DWS Inflation Indexed Bond Fund's new fund offer will remain open for subscription from January 16 until January 27, 2014 while the other DWS Top Euroland Offshore Fund can be subscribed from January 9, 2014. Both the newly launched funds are open-ended schemes.
DWS Inflation Indexed Bond Fund will invest primarily in inflation-indexed bonds. Such instruments primarily issued by the government of India features return (principal and interest payments) that is linked to WPI or wholesale price index inflation.

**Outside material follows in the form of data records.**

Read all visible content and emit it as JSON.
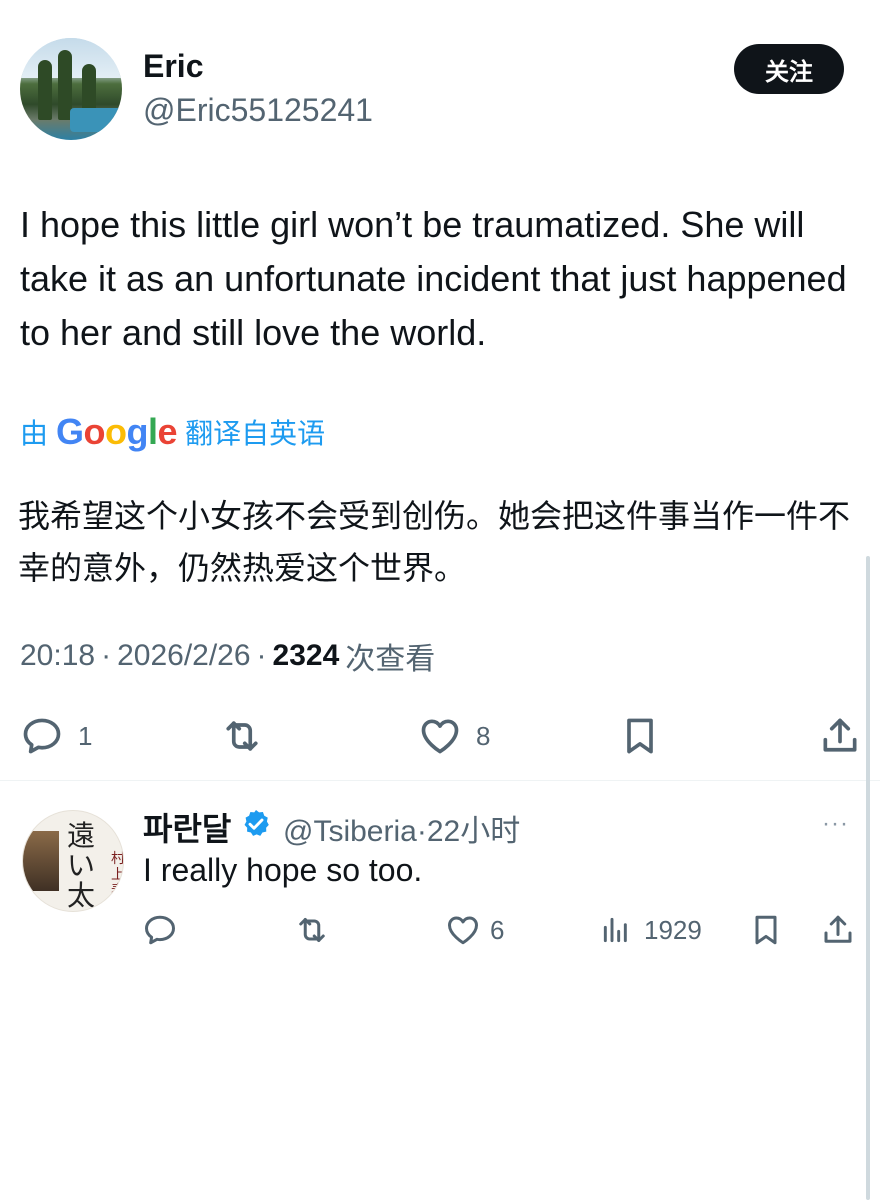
{
  "tweet": {
    "author_name": "Eric",
    "author_handle": "@Eric55125241",
    "follow_label": "关注",
    "text": "I hope this little girl won’t be traumatized. She will take it as an unfortunate incident that just happened to her and still love the world.",
    "translate_prefix": "由",
    "google_letters": [
      "G",
      "o",
      "o",
      "g",
      "l",
      "e"
    ],
    "translate_suffix": "翻译自英语",
    "translated_text": "我希望这个小女孩不会受到创伤。她会把这件事当作一件不幸的意外，仍然热爱这个世界。",
    "time": "20:18",
    "date": "2026/2/26",
    "views": "2324",
    "views_label": "次查看",
    "actions": {
      "reply_count": "1",
      "retweet_count": "",
      "like_count": "8"
    }
  },
  "reply": {
    "author_name": "파란달",
    "author_handle": "@Tsiberia",
    "time_ago": "22小时",
    "text": "I really hope so too.",
    "more_label": "···",
    "actions": {
      "like_count": "6",
      "views_count": "1929"
    },
    "avatar_text_main": "遠い太鼓",
    "avatar_text_side": "村上春樹"
  },
  "colors": {
    "primary_text": "#0f1419",
    "secondary_text": "#536471",
    "link_blue": "#1d9bf0",
    "verified_blue": "#1d9bf0",
    "google_blue": "#4285f4",
    "google_red": "#ea4335",
    "google_yellow": "#fbbc05",
    "google_green": "#34a853"
  }
}
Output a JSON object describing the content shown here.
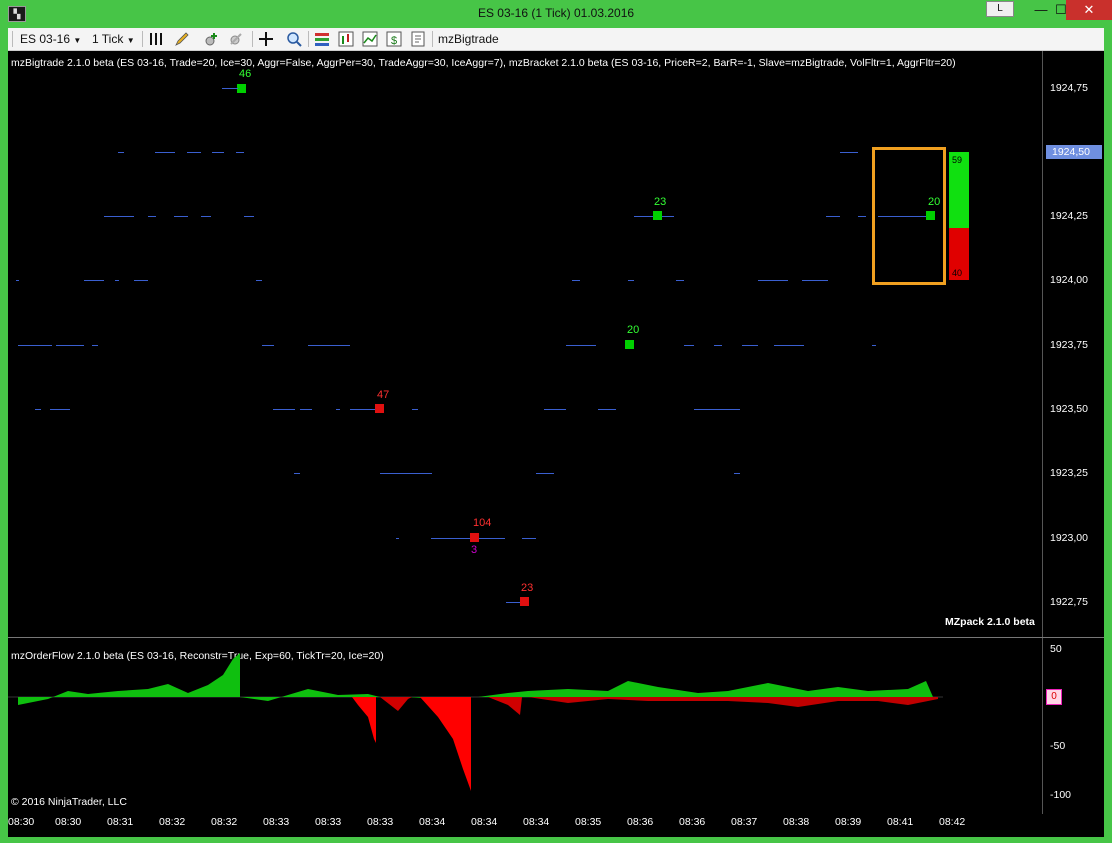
{
  "window": {
    "title": "ES 03-16 (1 Tick)  01.03.2016",
    "btn_l": "L",
    "btn_min": "—",
    "btn_max": "☐",
    "btn_close": "✕"
  },
  "toolbar": {
    "instrument": "ES 03-16",
    "interval": "1 Tick",
    "indicator": "mzBigtrade"
  },
  "chart": {
    "indicator_header": "mzBigtrade 2.1.0 beta (ES 03-16, Trade=20, Ice=30, Aggr=False, AggrPer=30, TradeAggr=30, IceAggr=7), mzBracket 2.1.0 beta (ES 03-16, PriceR=2, BarR=-1, Slave=mzBigtrade, VolFltr=1, AggrFltr=20)",
    "brand_label": "MZpack 2.1.0 beta",
    "current_price": "1924,50",
    "price_labels": [
      "1924,75",
      "1924,50",
      "1924,25",
      "1924,00",
      "1923,75",
      "1923,50",
      "1923,25",
      "1923,00",
      "1922,75"
    ],
    "trade_labels": {
      "t46": "46",
      "t23a": "23",
      "t20a": "20",
      "t20b": "20",
      "t47": "47",
      "t104": "104",
      "t3": "3",
      "t23b": "23"
    },
    "bracket": {
      "upper": "59",
      "lower": "40"
    }
  },
  "orderflow": {
    "header": "mzOrderFlow 2.1.0 beta (ES 03-16, Reconstr=True, Exp=60, TickTr=20, Ice=20)",
    "axis_labels": [
      "50",
      "0",
      "-50",
      "-100"
    ],
    "zero_tag": "0",
    "copyright": "© 2016 NinjaTrader, LLC"
  },
  "time_axis": [
    "08:30",
    "08:30",
    "08:31",
    "08:32",
    "08:32",
    "08:33",
    "08:33",
    "08:33",
    "08:34",
    "08:34",
    "08:34",
    "08:35",
    "08:36",
    "08:36",
    "08:37",
    "08:38",
    "08:39",
    "08:41",
    "08:42"
  ],
  "colors": {
    "buy": "#00d000",
    "sell": "#e01010",
    "bracket_box": "#f0a020",
    "price_marker": "#6f8fe0"
  }
}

As per the mutual fund house, the open ended debt fund will invest approx. 72% of the total corpus in IIBs while the re-maining would be invested in other G-securities. The benchmark for the fund is I-Sec Composite Index.
Investment objection of the scheme: With investment in inflation indexed bonds, the funds primary objective is to provide investors with above inflation returns. According to the last held RBI auction, WPI-linked IIBs are currently offering a competitive yield @ 3.6% above WPI while WPI as on November 30, 2013 stands @ 7.5%. So, IIBs by and large are highly attractive for investors.
Other benefits: The fund further aims to leverage accrual income plus any capital appreciation on IIBs.
Liquidity and Tax-efficient returns: By investing in the fund through the mutual fund route, investors can realize liquidity benefits together with tax-efficient returns.
The other launched fund DWS Euroland offshore fund is an open- ended overseas fund of funds (FOF). The new fund of fund will invest in European equities. The benchmark for the underlying fund is Euro Stoxx 50.